20 September 1958: The first prototype Avro Vulcan strategic bomber, VX770, piloted by Rolls-Royce test pilot Keith Roland Sturt, was on a test flight from the Rolls-Royce Flight Test Establishment, RAF Hucknall, when it diverted to make a scheduled fly-past for an air show being held at RAF Syerston in Nottinghamshire. Also aboard were Co-Pilot Ronald W. Ward of Fairey Aviation; Rolls-Royce Flight Engineer William E. Howkins; and Navigator, Flight Lieutenant Raymond M. (“Polly”) Parrott, Royal Air Force.

VX770 approched RAF Syerstone at 12:57 p.m. (GMT) and flew east along Runway 07–25 at about 250 feet (76 meters). As the Vulcan passed the control tower at an estimated speed of 350 knots, it began a right turn.

Seen from below, VX770 shows the full delta wing of the prototype. Production aircraft used a modified wing with curved leading edges in order to delay compressibility effects at high speeds. (Unattributed)
Seen from below, VX770 shows the full delta wing of the prototypes. Production aircraft used a modified wing with curved leading edges in order to delay compressibility effects at high speeds. (Unattributed)

Witnesses saw a “kink” form in the leading edge of the Vulcan’s right wing, which then began to disintegrate from the leading edge aft. Wing surface panels could be seen being stripped off before the wing spar failed completely. Clouds of fuel from ruptured tanks trailed as the bomber rolled to the left. The top of the vertical fin came off, the nose pitched upward toward vertical, then straight down, and with both wings on fire, the airplane crashed near the east end of the runway.

All four crew members were killed, as were three RAF fire/rescue personnel on the ground. Several others were injured.

The right wing of Avro Vulcan VX770 disintegrates.
The right wing of Avro Vulcan VX770 disintegrates. (© Mary Evans/The National Archives, London, England)
Clouds of vaporized fuel trail the doomed bomber.
Clouds of vaporized fuel trail the doomed bomber. (Unattributed)
Vulcan VX770 crashed at the east end of Runway 07-25.
Vulcan VX770 crashed at the east end of Runway 07-25. Debris spread over 1,400 feet (427 meters). (MEV-10473694 © Mary Evans/The National Archives, London, England)

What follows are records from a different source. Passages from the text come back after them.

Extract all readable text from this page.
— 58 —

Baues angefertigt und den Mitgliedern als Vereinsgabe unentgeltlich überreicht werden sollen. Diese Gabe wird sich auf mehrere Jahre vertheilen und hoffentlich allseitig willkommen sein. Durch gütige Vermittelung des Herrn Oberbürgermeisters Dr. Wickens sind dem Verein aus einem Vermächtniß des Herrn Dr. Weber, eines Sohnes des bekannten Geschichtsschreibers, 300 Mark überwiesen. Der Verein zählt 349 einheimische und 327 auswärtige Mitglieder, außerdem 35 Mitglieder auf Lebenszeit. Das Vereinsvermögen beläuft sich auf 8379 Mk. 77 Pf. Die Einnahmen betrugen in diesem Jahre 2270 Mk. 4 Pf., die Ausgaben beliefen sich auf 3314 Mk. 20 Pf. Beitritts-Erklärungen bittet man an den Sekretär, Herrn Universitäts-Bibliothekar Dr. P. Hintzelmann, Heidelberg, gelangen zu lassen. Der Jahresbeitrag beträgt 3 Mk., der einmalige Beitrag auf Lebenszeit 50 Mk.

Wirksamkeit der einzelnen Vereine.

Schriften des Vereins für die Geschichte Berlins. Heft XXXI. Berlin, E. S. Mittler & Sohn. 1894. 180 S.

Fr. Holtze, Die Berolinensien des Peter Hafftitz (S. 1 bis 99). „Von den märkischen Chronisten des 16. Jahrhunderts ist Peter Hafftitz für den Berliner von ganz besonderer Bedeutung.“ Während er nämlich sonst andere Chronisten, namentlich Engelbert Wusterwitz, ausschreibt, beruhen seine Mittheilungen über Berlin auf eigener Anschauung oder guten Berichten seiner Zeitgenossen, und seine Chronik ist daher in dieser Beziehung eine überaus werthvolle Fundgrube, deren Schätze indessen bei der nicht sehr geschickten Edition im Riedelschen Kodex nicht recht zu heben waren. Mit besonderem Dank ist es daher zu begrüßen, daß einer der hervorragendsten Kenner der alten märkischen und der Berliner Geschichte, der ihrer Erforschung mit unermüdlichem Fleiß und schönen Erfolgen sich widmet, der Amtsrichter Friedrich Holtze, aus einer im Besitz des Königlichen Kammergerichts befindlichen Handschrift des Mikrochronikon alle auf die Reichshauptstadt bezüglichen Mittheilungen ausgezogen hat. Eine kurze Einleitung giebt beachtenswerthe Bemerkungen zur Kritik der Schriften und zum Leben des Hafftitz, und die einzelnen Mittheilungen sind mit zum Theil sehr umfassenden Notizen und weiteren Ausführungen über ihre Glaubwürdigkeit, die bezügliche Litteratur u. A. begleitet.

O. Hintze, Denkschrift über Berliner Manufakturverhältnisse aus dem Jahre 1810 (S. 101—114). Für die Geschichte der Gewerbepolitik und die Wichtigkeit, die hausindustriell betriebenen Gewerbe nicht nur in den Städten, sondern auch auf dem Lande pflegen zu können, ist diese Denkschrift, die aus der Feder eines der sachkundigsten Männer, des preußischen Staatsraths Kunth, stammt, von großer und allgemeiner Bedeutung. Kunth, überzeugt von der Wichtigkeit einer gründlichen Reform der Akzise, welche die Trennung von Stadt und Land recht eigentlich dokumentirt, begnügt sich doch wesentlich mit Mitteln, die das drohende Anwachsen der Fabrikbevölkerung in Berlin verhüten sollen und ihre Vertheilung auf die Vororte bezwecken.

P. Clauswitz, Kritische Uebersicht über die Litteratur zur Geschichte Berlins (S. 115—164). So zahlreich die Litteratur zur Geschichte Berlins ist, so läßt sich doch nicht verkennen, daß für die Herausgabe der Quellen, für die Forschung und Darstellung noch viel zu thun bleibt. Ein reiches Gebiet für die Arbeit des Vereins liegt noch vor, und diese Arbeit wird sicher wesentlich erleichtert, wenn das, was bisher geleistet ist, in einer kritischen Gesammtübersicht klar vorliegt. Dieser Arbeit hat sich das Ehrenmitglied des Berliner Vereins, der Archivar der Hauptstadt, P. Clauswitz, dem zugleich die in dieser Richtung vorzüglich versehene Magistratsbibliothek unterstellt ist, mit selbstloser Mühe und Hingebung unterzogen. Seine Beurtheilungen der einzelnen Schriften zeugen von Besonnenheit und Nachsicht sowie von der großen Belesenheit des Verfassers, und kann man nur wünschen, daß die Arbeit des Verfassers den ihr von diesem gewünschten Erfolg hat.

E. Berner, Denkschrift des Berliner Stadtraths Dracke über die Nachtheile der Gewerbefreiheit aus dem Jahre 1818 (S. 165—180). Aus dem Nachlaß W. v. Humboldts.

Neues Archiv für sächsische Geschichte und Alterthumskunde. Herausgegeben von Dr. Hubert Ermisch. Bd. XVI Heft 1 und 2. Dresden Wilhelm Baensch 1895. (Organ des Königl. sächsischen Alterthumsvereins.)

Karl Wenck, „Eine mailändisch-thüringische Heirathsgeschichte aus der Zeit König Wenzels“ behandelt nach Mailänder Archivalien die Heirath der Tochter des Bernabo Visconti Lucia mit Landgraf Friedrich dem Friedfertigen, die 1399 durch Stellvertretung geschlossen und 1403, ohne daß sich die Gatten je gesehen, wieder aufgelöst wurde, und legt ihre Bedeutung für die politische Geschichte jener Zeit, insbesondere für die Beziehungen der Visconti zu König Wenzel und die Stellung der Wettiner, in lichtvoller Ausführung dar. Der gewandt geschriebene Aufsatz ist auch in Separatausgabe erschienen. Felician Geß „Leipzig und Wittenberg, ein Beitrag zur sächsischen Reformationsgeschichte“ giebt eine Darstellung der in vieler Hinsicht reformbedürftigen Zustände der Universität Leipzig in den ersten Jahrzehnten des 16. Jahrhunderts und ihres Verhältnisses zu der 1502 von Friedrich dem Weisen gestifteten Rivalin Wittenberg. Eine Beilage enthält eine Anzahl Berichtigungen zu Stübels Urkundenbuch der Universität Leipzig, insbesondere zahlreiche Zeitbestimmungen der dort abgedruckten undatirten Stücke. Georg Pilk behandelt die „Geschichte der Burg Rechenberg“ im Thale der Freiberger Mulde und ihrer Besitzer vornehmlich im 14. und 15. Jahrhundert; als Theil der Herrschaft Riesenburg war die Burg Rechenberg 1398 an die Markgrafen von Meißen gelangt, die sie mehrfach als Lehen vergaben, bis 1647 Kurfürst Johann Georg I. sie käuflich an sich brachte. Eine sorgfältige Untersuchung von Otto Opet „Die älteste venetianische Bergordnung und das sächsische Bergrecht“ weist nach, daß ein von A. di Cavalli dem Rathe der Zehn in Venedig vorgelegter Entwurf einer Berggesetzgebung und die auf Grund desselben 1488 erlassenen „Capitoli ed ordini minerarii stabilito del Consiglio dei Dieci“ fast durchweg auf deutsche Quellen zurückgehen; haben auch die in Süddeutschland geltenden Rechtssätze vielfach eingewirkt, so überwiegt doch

A short video clip of the fly-by and crash can be seen on You Tube:

The cause of the Vulcan’s wing failure was not determined. Metal fatigue was suspected. The airplane had been used in flight testing for six years and it is possible that it’s design limits may have been exceeded during that period. There was also speculation that vibrations from the new Rolls-Royce Conway “bypass turbojet” engine, which is now called a turbofan, may have weakened the wing.

According to the investigative report, Keith Sturt was considered to be an “above average” and “capable and careful” pilot. He had accumulated 1,644 hours of flight time over six years. He had flown VX770 for 91 hours, 40 minutes. Sturt was a former Flight Lieutenant of the Royal Air Force, having been inducted into the service in 1945.

VX770 was the first of two Type 698 prototypes built by A.V. Roe & Co., Ltd., at Woodford, Cheshire. It made its first flight 30 August 1951 with Chief Test Pilot R.J. “Roly” Falk. Originally equipped with Rolls-Royce Avon R.A.3 turbojet engines, these were soon replaced with more powerful Armstrong Siddely Sapphire A.S.Sa.6 engines. During modification in 1953, fuel cells were added to the wings. As production airplanes were built with Bristol Olympus Mk.102 engines, VX770 was modified accordingly. During its final flight, it was powered by Rolls-Royce Conway RCo.10 turbofans.

Keith Roland Sturt was born in Guildford, Surrey, England, 20 April 1929, the son of George Sturt and Daisy May Raveney Sturt. On 20 June 1957, Sturt married Mrs. Colin Weal Coulthard (née Norah Ellen Creighton) in Surrey.